Sleep disorders, such as obstructive sleep apnoea (OSA) and restless legs syndrome (RLS), are very common. The relative importance of genetic and nongenetic (environmental) influences on the symptomatology of these conditions has not been well studied. This study uses the twin design to examine this by evaluating OSA and RLS symptoms in monozygotic (MZ) and dizygotic (DZ) twins. Six thousand six hundred unselected female twin pairs, identified from a national volunteer twin register, were asked to complete a medical questionnaire. This questionnaire included questions on OSA and RLS symptoms, as well as questions on subject demographics, past medical history, smoking history and menopausal status. Responses were obtained from 4503 individuals (68% response rate). A total of 1937 twin pairs were evaluable: 933 MZ pairs (mean [range] age 51 [20-76] years) and 1004 DZ pairs (age 51 [20-80] years). Concordance rates were higher for MZ than DZ twins for OSA and RLS symptoms. Multifactorial liability threshold modeling suggests that additive genetic effects combined with unique environmental factors provide the best model for OSA and RLS symptoms.
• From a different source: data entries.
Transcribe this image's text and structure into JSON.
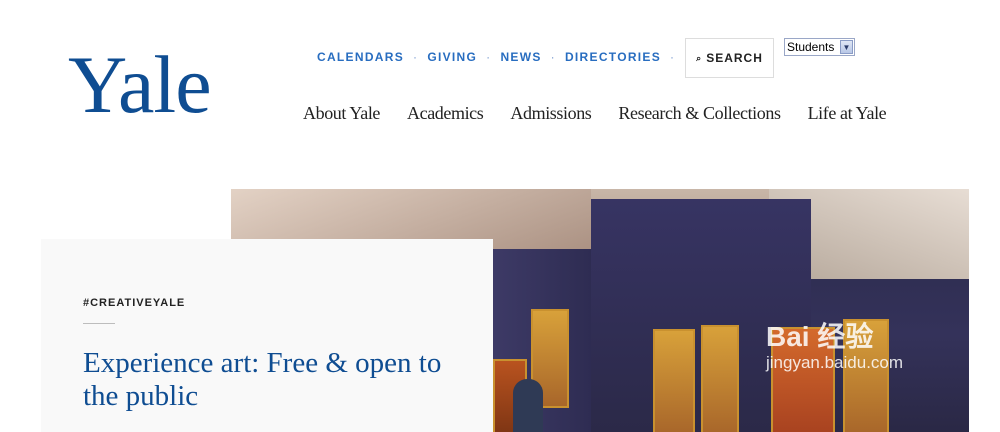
{
  "logo": {
    "text": "Yale",
    "color": "#0f4d92"
  },
  "utility_nav": {
    "items": [
      "CALENDARS",
      "GIVING",
      "NEWS",
      "DIRECTORIES"
    ],
    "separator": "·",
    "color": "#286dc0"
  },
  "search": {
    "label": "SEARCH",
    "icon": "search-icon"
  },
  "audience_select": {
    "value": "Students"
  },
  "main_nav": {
    "items": [
      "About Yale",
      "Academics",
      "Admissions",
      "Research & Collections",
      "Life at Yale"
    ]
  },
  "feature": {
    "tag": "#CREATIVEYALE",
    "headline": "Experience art: Free & open to the public"
  },
  "watermark": {
    "logo": "Bai 经验",
    "url": "jingyan.baidu.com"
  }
}
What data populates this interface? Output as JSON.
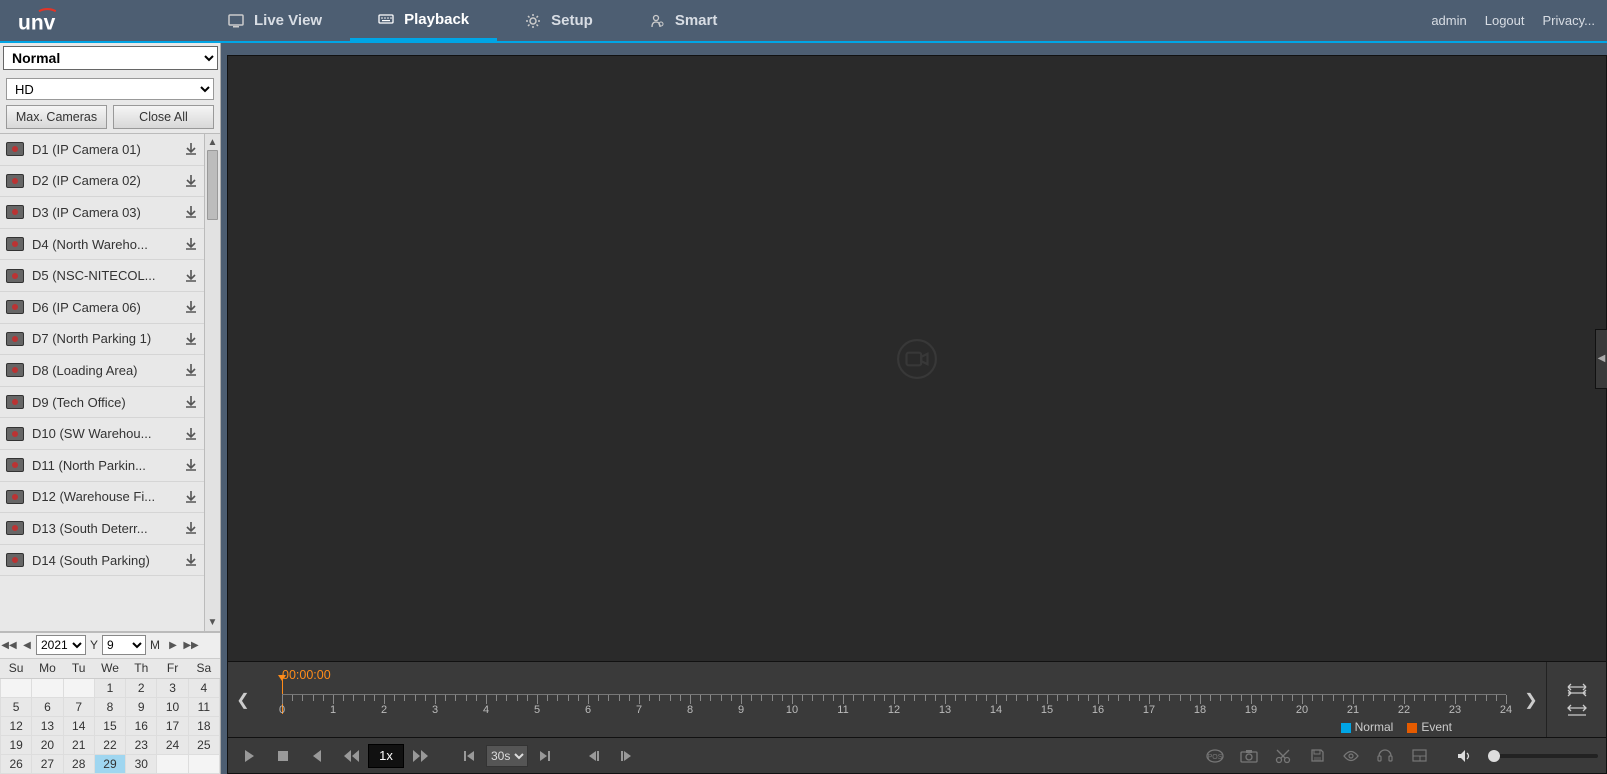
{
  "header": {
    "tabs": [
      {
        "id": "liveview",
        "label": "Live View"
      },
      {
        "id": "playback",
        "label": "Playback"
      },
      {
        "id": "setup",
        "label": "Setup"
      },
      {
        "id": "smart",
        "label": "Smart"
      }
    ],
    "active_tab": "playback",
    "user": "admin",
    "logout": "Logout",
    "privacy": "Privacy..."
  },
  "sidebar": {
    "mode_select": "Normal",
    "quality_select": "HD",
    "max_cameras_btn": "Max. Cameras",
    "close_all_btn": "Close All",
    "cameras": [
      {
        "label": "D1 (IP Camera 01)"
      },
      {
        "label": "D2 (IP Camera 02)"
      },
      {
        "label": "D3 (IP Camera 03)"
      },
      {
        "label": "D4 (North Wareho..."
      },
      {
        "label": "D5 (NSC-NITECOL..."
      },
      {
        "label": "D6 (IP Camera 06)"
      },
      {
        "label": "D7 (North Parking 1)"
      },
      {
        "label": "D8 (Loading Area)"
      },
      {
        "label": "D9 (Tech Office)"
      },
      {
        "label": "D10 (SW Warehou..."
      },
      {
        "label": "D11 (North Parkin..."
      },
      {
        "label": "D12 (Warehouse Fi..."
      },
      {
        "label": "D13 (South Deterr..."
      },
      {
        "label": "D14 (South Parking)"
      }
    ]
  },
  "calendar": {
    "year": "2021",
    "year_label": "Y",
    "month": "9",
    "month_label": "M",
    "weekdays": [
      "Su",
      "Mo",
      "Tu",
      "We",
      "Th",
      "Fr",
      "Sa"
    ],
    "rows": [
      [
        "",
        "",
        "",
        "1",
        "2",
        "3",
        "4"
      ],
      [
        "5",
        "6",
        "7",
        "8",
        "9",
        "10",
        "11"
      ],
      [
        "12",
        "13",
        "14",
        "15",
        "16",
        "17",
        "18"
      ],
      [
        "19",
        "20",
        "21",
        "22",
        "23",
        "24",
        "25"
      ],
      [
        "26",
        "27",
        "28",
        "29",
        "30",
        "",
        ""
      ]
    ],
    "selected": "29"
  },
  "timeline": {
    "time": "00:00:00",
    "hours": [
      "0",
      "1",
      "2",
      "3",
      "4",
      "5",
      "6",
      "7",
      "8",
      "9",
      "10",
      "11",
      "12",
      "13",
      "14",
      "15",
      "16",
      "17",
      "18",
      "19",
      "20",
      "21",
      "22",
      "23",
      "24"
    ],
    "legend_normal": "Normal",
    "legend_event": "Event"
  },
  "controls": {
    "speed": "1x",
    "step_select": "30s"
  }
}
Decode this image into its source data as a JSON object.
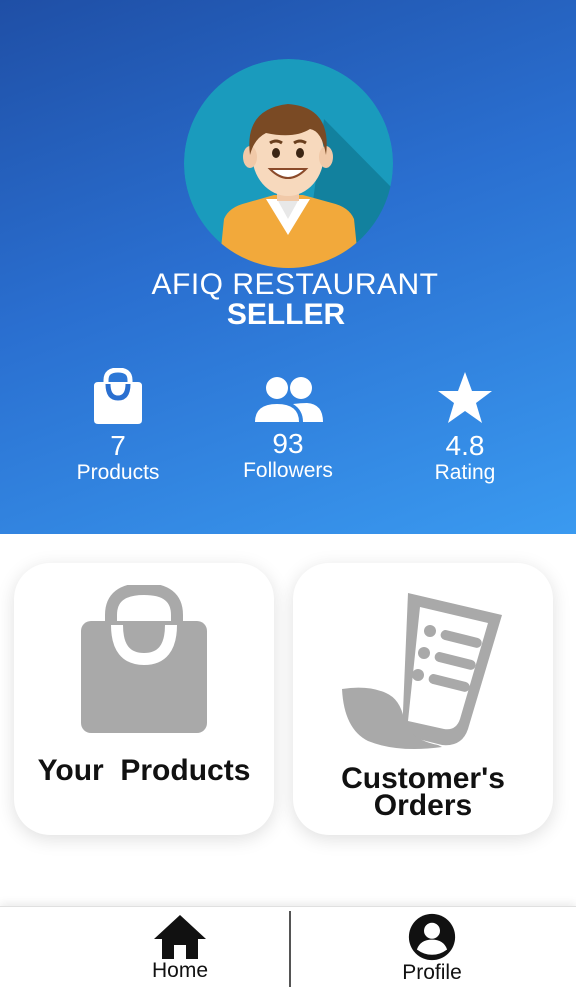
{
  "profile": {
    "shop_name": "AFIQ RESTAURANT",
    "role": "SELLER",
    "avatar_icon": "seller-avatar-icon"
  },
  "stats": {
    "products": {
      "value": "7",
      "label": "Products",
      "icon": "shopping-bag-icon"
    },
    "followers": {
      "value": "93",
      "label": "Followers",
      "icon": "people-icon"
    },
    "rating": {
      "value": "4.8",
      "label": "Rating",
      "icon": "star-icon"
    }
  },
  "cards": {
    "your_products": {
      "label": "Your  Products",
      "icon": "shopping-bag-icon"
    },
    "customer_orders": {
      "label_line1": "Customer's",
      "label_line2": "Orders",
      "icon": "receipt-icon"
    }
  },
  "bottom_nav": {
    "home": {
      "label": "Home",
      "icon": "home-icon"
    },
    "profile": {
      "label": "Profile",
      "icon": "account-circle-icon"
    }
  },
  "colors": {
    "header_gradient_start": "#1f4fa6",
    "header_gradient_end": "#3a9af0",
    "card_icon_gray": "#a9a9a9",
    "avatar_bg": "#1a9bbd"
  }
}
Heritability was estimated to be 52% (95% confidence interval 36% to 68%) for disruptive snoring, 48% (37% to 58%) for daytime sleepiness, 54% (44% to 63%) for restless legs, and 60% (51% to 69%) for legs jerking. These estimates dropped only slightly after adjustment for potential confounding influences on the symptoms of snoring and daytime sleepiness. These results suggest a substantial genetic contribution to the symptomatology of OSA and RLS. More research is needed to identify the genes responsible, and may ultimately lead to new therapies.